То, что гегельянство было полностью дискредитировано в определенных кругах, не является открытием, припасенным для более поздних дней. Но в этом вопросе, пожалуй, можно провести аналогию. Если читатель возьмет в руки две английские газеты противоположных партий и сравнит сообщения их иностранных корреспондентов по какому-нибудь вопросу внутренней политики, он, если он новичок, может с удивлением узнать, что, согласно одной из них, мнение, например, Вены полностью отрицательно относится к данной мере, в то время как, согласно другой, это мнение полностью одобряется. Не ново и то, что гегельянство подвергается всеобщему поношению. Еще в 1830 году католический философ и теолог Гюнтер6 – поклонник, но отнюдь не последователь Гегеля – писал, что «в течение нескольких лет в ученой Германии было модно смотреть на философию, и прежде всего на гегелевскую философию, как на половик, которым все чистят свои грязные сапоги, прежде чем войти в святилище политики и религии? Что верно в отношении предполагаемого ослабления гегельянства, так это то, что в реакции, которая по разным причинам обратилась против философии в течение двух десятилетий после 1848 года, эта система, как наиболее глубоко преданная часть «метафизического носителя», пострадала сильнее всего. История и наука, казалось, торжествовали по всей линии. Но, возможно, позволительно заметить, что гегельянство предсказало себе судьбу, которая, как оно доказало, постигла все остальные философии. После эпохи идеализма наступает черед реализма. Идея должна была умереть, должна была утонуть в виде зародыша в природе и истории, прежде чем она смогла принести свои плоды.

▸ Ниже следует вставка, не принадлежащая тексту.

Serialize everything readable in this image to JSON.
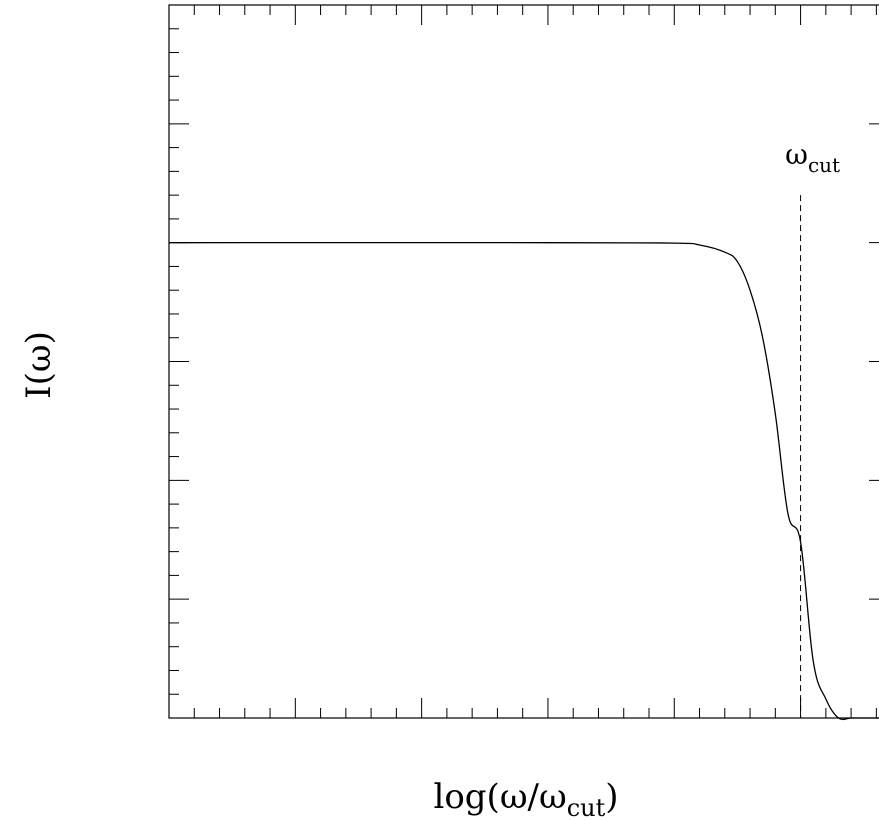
{
  "chart_data": {
    "type": "line",
    "xlabel": "log(ω/ω",
    "xlabel_sub": "cut",
    "xlabel_close": ")",
    "ylabel": "I(ω)",
    "xlim": [
      -5,
      0.7
    ],
    "ylim": [
      0,
      1.5
    ],
    "y_plateau": 1.0,
    "grid": false,
    "series": [
      {
        "x": [
          -5.0,
          -2.0,
          -1.0,
          -0.8,
          -0.6,
          -0.5,
          -0.4,
          -0.3,
          -0.2,
          -0.1,
          0.0,
          0.1,
          0.2,
          0.3,
          0.4,
          0.5,
          0.6,
          0.7
        ],
        "y": [
          1.0,
          1.0,
          0.999,
          0.995,
          0.98,
          0.96,
          0.9,
          0.8,
          0.64,
          0.43,
          0.37,
          0.12,
          0.04,
          0.0,
          0.0,
          0.0,
          0.0,
          0.0
        ]
      }
    ],
    "annotations": [
      {
        "x": 0.0,
        "style": "dashed-vertical",
        "label": "ω",
        "label_sub": "cut",
        "y_top": 1.1
      }
    ]
  }
}
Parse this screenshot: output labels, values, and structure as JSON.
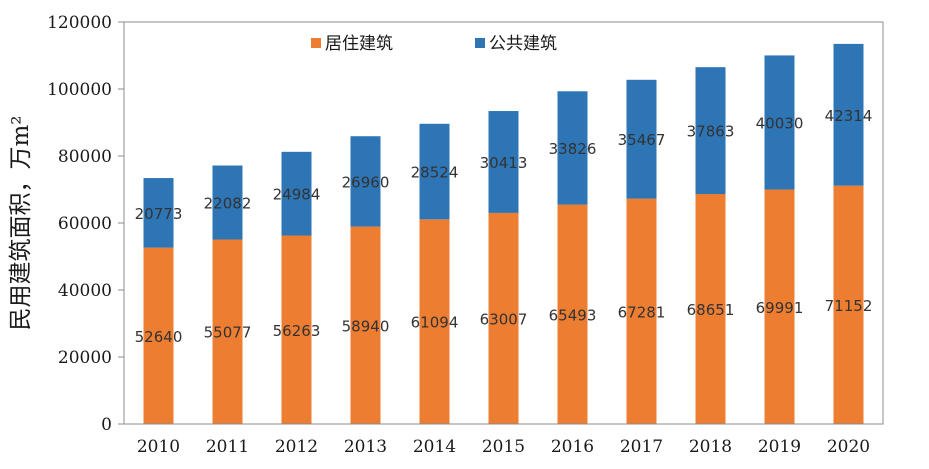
{
  "chart_data": {
    "type": "bar",
    "stacked": true,
    "title": "",
    "xlabel": "",
    "ylabel": "民用建筑面积，万m²",
    "ylim": [
      0,
      120000
    ],
    "yticks": [
      0,
      20000,
      40000,
      60000,
      80000,
      100000,
      120000
    ],
    "categories": [
      "2010",
      "2011",
      "2012",
      "2013",
      "2014",
      "2015",
      "2016",
      "2017",
      "2018",
      "2019",
      "2020"
    ],
    "series": [
      {
        "name": "居住建筑",
        "color": "#ed7d31",
        "values": [
          52640,
          55077,
          56263,
          58940,
          61094,
          63007,
          65493,
          67281,
          68651,
          69991,
          71152
        ]
      },
      {
        "name": "公共建筑",
        "color": "#2e75b6",
        "values": [
          20773,
          22082,
          24984,
          26960,
          28524,
          30413,
          33826,
          35467,
          37863,
          40030,
          42314
        ]
      }
    ],
    "legend_position": "top-center",
    "grid": false
  }
}
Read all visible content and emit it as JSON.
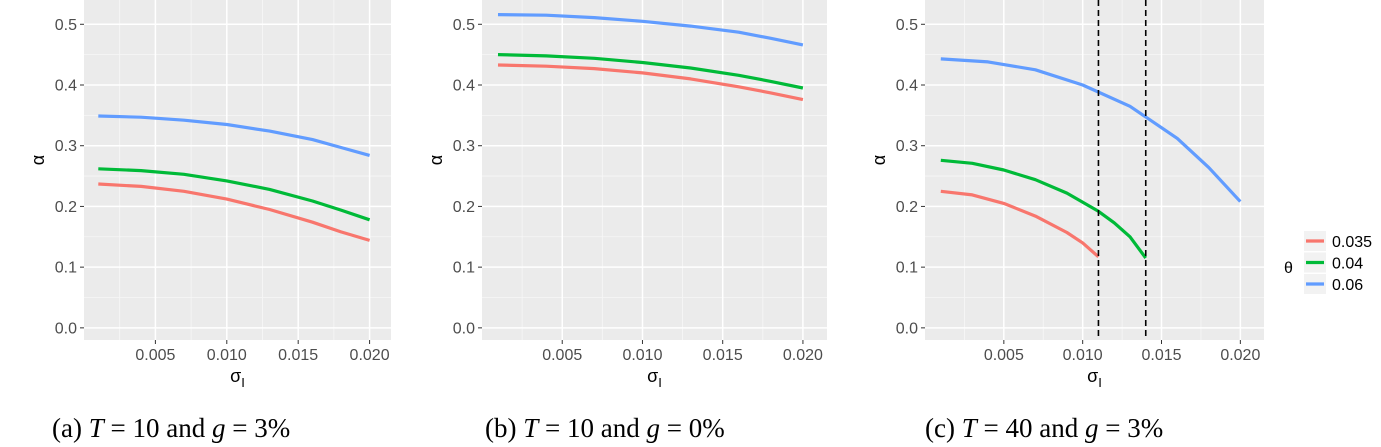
{
  "legend": {
    "title": "θ",
    "entries": [
      {
        "label": "0.035",
        "color": "#F8766D"
      },
      {
        "label": "0.04",
        "color": "#00BA38"
      },
      {
        "label": "0.06",
        "color": "#619CFF"
      }
    ]
  },
  "captions": [
    {
      "prefix": "(a) ",
      "T": "T",
      "eq1": " = 10 and ",
      "g": "g",
      "eq2": " = 3%"
    },
    {
      "prefix": "(b) ",
      "T": "T",
      "eq1": " = 10 and ",
      "g": "g",
      "eq2": " = 0%"
    },
    {
      "prefix": "(c) ",
      "T": "T",
      "eq1": " = 40 and ",
      "g": "g",
      "eq2": " = 3%"
    }
  ],
  "chart_data": [
    {
      "type": "line",
      "xlabel": "σ_I",
      "ylabel": "α",
      "xlim": [
        0,
        0.0215
      ],
      "ylim": [
        -0.02,
        0.54
      ],
      "x_ticks": [
        "0.005",
        "0.010",
        "0.015",
        "0.020"
      ],
      "y_ticks": [
        "0.0",
        "0.1",
        "0.2",
        "0.3",
        "0.4",
        "0.5"
      ],
      "grid": true,
      "vlines": [],
      "series": [
        {
          "name": "0.035",
          "color": "#F8766D",
          "x": [
            0.001,
            0.004,
            0.007,
            0.01,
            0.013,
            0.016,
            0.018,
            0.02
          ],
          "y": [
            0.237,
            0.233,
            0.225,
            0.212,
            0.195,
            0.174,
            0.158,
            0.144
          ]
        },
        {
          "name": "0.04",
          "color": "#00BA38",
          "x": [
            0.001,
            0.004,
            0.007,
            0.01,
            0.013,
            0.016,
            0.018,
            0.02
          ],
          "y": [
            0.262,
            0.259,
            0.253,
            0.242,
            0.228,
            0.209,
            0.194,
            0.178
          ]
        },
        {
          "name": "0.06",
          "color": "#619CFF",
          "x": [
            0.001,
            0.004,
            0.007,
            0.01,
            0.013,
            0.016,
            0.018,
            0.02
          ],
          "y": [
            0.349,
            0.347,
            0.342,
            0.335,
            0.324,
            0.31,
            0.297,
            0.284
          ]
        }
      ]
    },
    {
      "type": "line",
      "xlabel": "σ_I",
      "ylabel": "α",
      "xlim": [
        0,
        0.0215
      ],
      "ylim": [
        -0.02,
        0.54
      ],
      "x_ticks": [
        "0.005",
        "0.010",
        "0.015",
        "0.020"
      ],
      "y_ticks": [
        "0.0",
        "0.1",
        "0.2",
        "0.3",
        "0.4",
        "0.5"
      ],
      "grid": true,
      "vlines": [],
      "series": [
        {
          "name": "0.035",
          "color": "#F8766D",
          "x": [
            0.001,
            0.004,
            0.007,
            0.01,
            0.013,
            0.016,
            0.018,
            0.02
          ],
          "y": [
            0.433,
            0.431,
            0.427,
            0.42,
            0.41,
            0.397,
            0.387,
            0.376
          ]
        },
        {
          "name": "0.04",
          "color": "#00BA38",
          "x": [
            0.001,
            0.004,
            0.007,
            0.01,
            0.013,
            0.016,
            0.018,
            0.02
          ],
          "y": [
            0.45,
            0.448,
            0.444,
            0.437,
            0.428,
            0.416,
            0.406,
            0.395
          ]
        },
        {
          "name": "0.06",
          "color": "#619CFF",
          "x": [
            0.001,
            0.004,
            0.007,
            0.01,
            0.013,
            0.016,
            0.018,
            0.02
          ],
          "y": [
            0.516,
            0.515,
            0.511,
            0.505,
            0.497,
            0.487,
            0.477,
            0.466
          ]
        }
      ]
    },
    {
      "type": "line",
      "xlabel": "σ_I",
      "ylabel": "α",
      "xlim": [
        0,
        0.0215
      ],
      "ylim": [
        -0.02,
        0.54
      ],
      "x_ticks": [
        "0.005",
        "0.010",
        "0.015",
        "0.020"
      ],
      "y_ticks": [
        "0.0",
        "0.1",
        "0.2",
        "0.3",
        "0.4",
        "0.5"
      ],
      "grid": true,
      "vlines": [
        0.011,
        0.014
      ],
      "series": [
        {
          "name": "0.035",
          "color": "#F8766D",
          "x": [
            0.001,
            0.003,
            0.005,
            0.007,
            0.009,
            0.01,
            0.011
          ],
          "y": [
            0.225,
            0.219,
            0.205,
            0.184,
            0.157,
            0.14,
            0.117
          ]
        },
        {
          "name": "0.04",
          "color": "#00BA38",
          "x": [
            0.001,
            0.003,
            0.005,
            0.007,
            0.009,
            0.011,
            0.012,
            0.013,
            0.014
          ],
          "y": [
            0.276,
            0.271,
            0.26,
            0.244,
            0.222,
            0.192,
            0.173,
            0.15,
            0.115
          ]
        },
        {
          "name": "0.06",
          "color": "#619CFF",
          "x": [
            0.001,
            0.004,
            0.007,
            0.01,
            0.013,
            0.016,
            0.018,
            0.02
          ],
          "y": [
            0.443,
            0.438,
            0.425,
            0.4,
            0.365,
            0.312,
            0.264,
            0.208
          ]
        }
      ]
    }
  ]
}
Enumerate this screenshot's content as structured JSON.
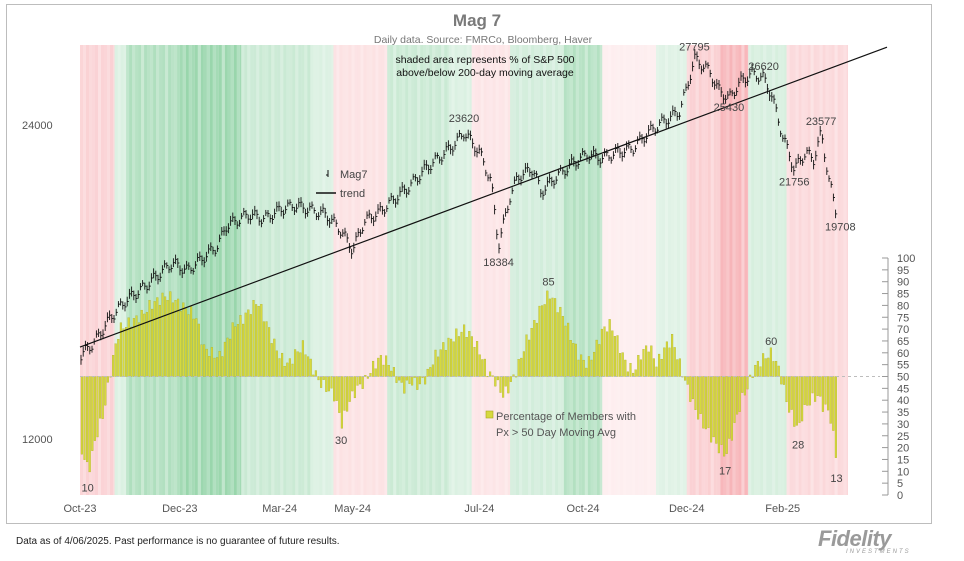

Прежде всего, не следует ожидать, что такая система, столь амбициозная по цели и концентрированная по выражению, найдет немедленный отклик и сразу же раскроет весь свой смысл. Его первые ученики – не самые верные толкователи великого учителя. То, что он увидел одним всеобъемлющим взглядом гения, его преемники часто должны довольствоваться медленным накоплением многолетнего, а возможно, и многовекового опыта. Не к Теофрасту мы обращаемся за самым верным и полным учением Аристотеля; и не Платона следует оценивать по тому, что удалось сделать из наследия его непосредственным преемникам в Академии. Прошло уже более века с тех пор, как Кант преподал свой урок публике, а мы все еще пытаемся сфокусировать его в едином представлении: может пройти еще больше времени, пока Гегель полностью войдет в поле зрения наших историков мысли. Аристотелю тоже пришлось ждать столетия, пока он полностью вошел в сознание мыслящего мира.